As Christine said, if you adopt the Black Child, “you will have to find some way to convey support and understanding effectively and credibly, without having an innate bond of shared experience.” Christine may be more optimistic than me that this is not an insurmountable abyss. Because given how long it took white America to even begin to fully comprehend the deadly depths and relentless consequences of systemic racism, and with the advantage of its own experience as a Black Adopted Child of two very loving and smart white adopters who didn’t do it. there is no viable blueprint for overcoming this abyss.

But that doesn’t mean you can’t create it – or work in collaboration with other adopters and adoptees (mostly the latter) to figure out how to do it the right way. My advice would be to guide with the heart as much as with the brain. Love how much you learn and integrate that learning into how you love. Don’t read Sula by Tony Morrison because you should “as a parent of the Black Child,” but because she is brilliant and insightful and exists outside of the White Look. Don’t follow Black Twitter because you should be the parent of a Black Child, but because it will make you more culturally knowledgeable and racially aware. And so on. You can read all the books “How to be anti-racist”, but the real information you need for effective parenting of a black child is and has existed since we arrived here. We create and share culture, tell stories and have been involved in music and art since ancient times. Don’t just observe or co-opt it, internalize it in a way that changes your mind … not just about race or parenthood or Blackness, but about everything at its core.

Rebecca


Thoughts? Feel free to email Christine with any questions or feedback to [email protected] Thank you!

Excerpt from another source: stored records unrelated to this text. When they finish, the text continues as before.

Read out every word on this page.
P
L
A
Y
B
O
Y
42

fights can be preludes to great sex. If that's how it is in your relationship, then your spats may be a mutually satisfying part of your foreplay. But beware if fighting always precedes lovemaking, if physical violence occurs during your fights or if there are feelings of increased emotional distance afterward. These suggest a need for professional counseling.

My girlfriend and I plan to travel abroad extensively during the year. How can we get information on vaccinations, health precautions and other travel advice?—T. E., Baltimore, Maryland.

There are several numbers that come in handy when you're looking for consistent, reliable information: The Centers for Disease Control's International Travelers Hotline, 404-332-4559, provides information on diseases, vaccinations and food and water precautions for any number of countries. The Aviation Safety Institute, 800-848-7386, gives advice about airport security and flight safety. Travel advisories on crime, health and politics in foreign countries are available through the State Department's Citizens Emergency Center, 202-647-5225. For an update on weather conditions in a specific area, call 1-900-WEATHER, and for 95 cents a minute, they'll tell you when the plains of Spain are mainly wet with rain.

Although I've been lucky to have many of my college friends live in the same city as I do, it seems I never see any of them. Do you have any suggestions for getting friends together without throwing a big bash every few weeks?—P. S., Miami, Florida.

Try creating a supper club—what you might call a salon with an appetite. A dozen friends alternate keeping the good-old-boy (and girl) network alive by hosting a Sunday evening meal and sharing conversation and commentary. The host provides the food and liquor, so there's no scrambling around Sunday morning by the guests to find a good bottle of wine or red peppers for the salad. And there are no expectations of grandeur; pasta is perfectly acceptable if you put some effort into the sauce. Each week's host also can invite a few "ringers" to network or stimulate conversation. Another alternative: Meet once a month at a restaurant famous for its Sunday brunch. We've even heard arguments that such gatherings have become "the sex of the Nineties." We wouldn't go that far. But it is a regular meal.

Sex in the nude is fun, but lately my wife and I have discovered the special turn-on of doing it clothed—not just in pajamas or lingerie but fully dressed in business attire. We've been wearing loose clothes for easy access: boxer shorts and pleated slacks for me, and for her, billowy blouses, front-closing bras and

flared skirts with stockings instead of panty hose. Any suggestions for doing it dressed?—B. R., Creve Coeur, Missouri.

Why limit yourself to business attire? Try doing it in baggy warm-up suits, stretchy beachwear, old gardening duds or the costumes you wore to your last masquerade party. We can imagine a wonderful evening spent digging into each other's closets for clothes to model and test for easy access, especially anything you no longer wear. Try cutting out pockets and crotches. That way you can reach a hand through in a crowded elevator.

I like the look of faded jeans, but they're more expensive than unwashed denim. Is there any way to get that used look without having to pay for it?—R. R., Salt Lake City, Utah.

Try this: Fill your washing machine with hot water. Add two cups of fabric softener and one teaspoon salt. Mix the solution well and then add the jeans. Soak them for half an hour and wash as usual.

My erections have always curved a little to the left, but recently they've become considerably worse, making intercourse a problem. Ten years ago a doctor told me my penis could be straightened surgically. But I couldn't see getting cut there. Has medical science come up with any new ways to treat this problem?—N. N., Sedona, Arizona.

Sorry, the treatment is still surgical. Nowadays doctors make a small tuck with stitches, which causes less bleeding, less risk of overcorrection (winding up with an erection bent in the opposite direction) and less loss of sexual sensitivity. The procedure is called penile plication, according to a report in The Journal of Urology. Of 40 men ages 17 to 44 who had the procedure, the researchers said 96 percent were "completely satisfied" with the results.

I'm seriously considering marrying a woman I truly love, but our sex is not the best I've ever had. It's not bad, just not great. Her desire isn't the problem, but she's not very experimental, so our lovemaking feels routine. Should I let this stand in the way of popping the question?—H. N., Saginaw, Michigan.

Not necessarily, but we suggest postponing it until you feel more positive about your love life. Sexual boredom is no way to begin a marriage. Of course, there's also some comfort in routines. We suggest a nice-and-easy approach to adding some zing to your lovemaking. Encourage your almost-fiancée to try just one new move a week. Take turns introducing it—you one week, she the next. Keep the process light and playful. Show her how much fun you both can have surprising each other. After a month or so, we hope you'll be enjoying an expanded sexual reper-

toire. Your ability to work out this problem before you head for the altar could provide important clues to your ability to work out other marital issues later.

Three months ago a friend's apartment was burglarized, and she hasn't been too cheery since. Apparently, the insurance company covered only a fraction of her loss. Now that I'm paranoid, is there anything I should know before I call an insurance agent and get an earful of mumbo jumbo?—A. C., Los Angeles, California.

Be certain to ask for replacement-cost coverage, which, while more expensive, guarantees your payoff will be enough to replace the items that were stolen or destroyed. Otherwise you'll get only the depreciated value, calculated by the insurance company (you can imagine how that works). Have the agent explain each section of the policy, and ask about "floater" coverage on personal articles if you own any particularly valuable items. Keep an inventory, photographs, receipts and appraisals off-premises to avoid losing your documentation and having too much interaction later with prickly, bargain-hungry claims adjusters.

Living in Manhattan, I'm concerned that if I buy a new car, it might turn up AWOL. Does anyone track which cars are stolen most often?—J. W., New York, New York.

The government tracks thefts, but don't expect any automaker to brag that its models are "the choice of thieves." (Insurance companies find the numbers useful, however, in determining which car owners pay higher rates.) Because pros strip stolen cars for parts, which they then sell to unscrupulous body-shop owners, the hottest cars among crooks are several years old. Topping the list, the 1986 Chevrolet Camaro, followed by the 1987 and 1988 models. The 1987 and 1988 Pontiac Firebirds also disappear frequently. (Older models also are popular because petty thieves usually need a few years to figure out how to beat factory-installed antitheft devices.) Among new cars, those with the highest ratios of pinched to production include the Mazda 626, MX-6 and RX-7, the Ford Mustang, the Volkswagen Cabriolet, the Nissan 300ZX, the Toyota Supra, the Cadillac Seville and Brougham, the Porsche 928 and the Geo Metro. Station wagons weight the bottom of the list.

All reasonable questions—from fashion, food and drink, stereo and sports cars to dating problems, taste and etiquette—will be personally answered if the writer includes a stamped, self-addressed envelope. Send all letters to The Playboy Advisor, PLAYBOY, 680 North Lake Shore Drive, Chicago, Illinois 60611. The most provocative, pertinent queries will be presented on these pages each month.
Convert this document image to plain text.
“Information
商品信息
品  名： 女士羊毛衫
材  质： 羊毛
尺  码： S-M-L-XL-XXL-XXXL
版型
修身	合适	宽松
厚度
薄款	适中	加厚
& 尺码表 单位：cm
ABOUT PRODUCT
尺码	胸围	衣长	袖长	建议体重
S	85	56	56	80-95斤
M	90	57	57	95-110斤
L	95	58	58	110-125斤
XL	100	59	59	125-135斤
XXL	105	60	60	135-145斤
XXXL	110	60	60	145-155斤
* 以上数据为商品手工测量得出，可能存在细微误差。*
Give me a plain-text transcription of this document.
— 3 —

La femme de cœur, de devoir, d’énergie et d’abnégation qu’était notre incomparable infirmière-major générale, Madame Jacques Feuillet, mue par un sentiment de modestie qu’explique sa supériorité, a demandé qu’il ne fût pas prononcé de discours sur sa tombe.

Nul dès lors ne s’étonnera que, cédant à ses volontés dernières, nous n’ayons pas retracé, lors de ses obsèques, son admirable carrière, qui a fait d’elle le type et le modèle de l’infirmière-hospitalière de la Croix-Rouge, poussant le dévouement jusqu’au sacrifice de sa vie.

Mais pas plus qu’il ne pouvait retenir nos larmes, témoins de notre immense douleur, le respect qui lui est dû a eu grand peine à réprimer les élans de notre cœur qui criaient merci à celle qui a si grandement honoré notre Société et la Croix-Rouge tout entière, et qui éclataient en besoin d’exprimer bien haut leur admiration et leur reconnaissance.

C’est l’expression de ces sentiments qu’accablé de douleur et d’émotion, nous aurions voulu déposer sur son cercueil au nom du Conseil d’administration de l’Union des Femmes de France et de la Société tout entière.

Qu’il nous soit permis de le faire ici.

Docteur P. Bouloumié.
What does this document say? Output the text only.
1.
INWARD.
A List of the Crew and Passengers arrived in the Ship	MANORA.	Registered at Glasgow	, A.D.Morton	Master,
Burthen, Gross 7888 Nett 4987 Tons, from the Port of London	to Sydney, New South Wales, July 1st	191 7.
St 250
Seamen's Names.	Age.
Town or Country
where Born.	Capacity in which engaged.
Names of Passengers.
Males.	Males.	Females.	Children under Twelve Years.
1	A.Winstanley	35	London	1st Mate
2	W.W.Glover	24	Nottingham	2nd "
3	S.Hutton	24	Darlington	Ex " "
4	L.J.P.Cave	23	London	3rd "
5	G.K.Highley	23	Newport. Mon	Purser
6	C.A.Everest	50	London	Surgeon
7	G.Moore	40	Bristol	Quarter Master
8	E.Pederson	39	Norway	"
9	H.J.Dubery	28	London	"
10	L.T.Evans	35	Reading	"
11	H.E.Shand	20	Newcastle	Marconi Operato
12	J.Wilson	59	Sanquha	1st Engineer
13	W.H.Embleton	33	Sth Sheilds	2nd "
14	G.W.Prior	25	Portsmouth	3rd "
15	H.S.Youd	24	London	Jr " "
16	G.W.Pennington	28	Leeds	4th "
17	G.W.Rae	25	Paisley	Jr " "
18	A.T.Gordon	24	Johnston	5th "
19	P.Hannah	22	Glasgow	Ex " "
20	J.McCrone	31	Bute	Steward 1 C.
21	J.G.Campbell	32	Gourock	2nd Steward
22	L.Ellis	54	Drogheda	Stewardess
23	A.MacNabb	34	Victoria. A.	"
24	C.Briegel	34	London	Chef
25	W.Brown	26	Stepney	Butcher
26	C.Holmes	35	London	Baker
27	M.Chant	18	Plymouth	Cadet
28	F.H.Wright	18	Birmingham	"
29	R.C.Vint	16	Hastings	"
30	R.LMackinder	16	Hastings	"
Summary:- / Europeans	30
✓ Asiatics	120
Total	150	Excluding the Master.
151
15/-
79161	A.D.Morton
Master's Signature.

Christine Pride is a writer, book editor and content consultant. Her debut novel, We are not like them, written with Jo Piazza, Atria will publish in the fall of 2021. He lives in Harlem, New York. She also wrote the post Cup of Jo Five things I want to say to my white friends. Feel free to email her your questions at [email protected] or connect with her on Instagram @cpride.

PS Christine deals with other racial issues, i how to raise race-conscious children.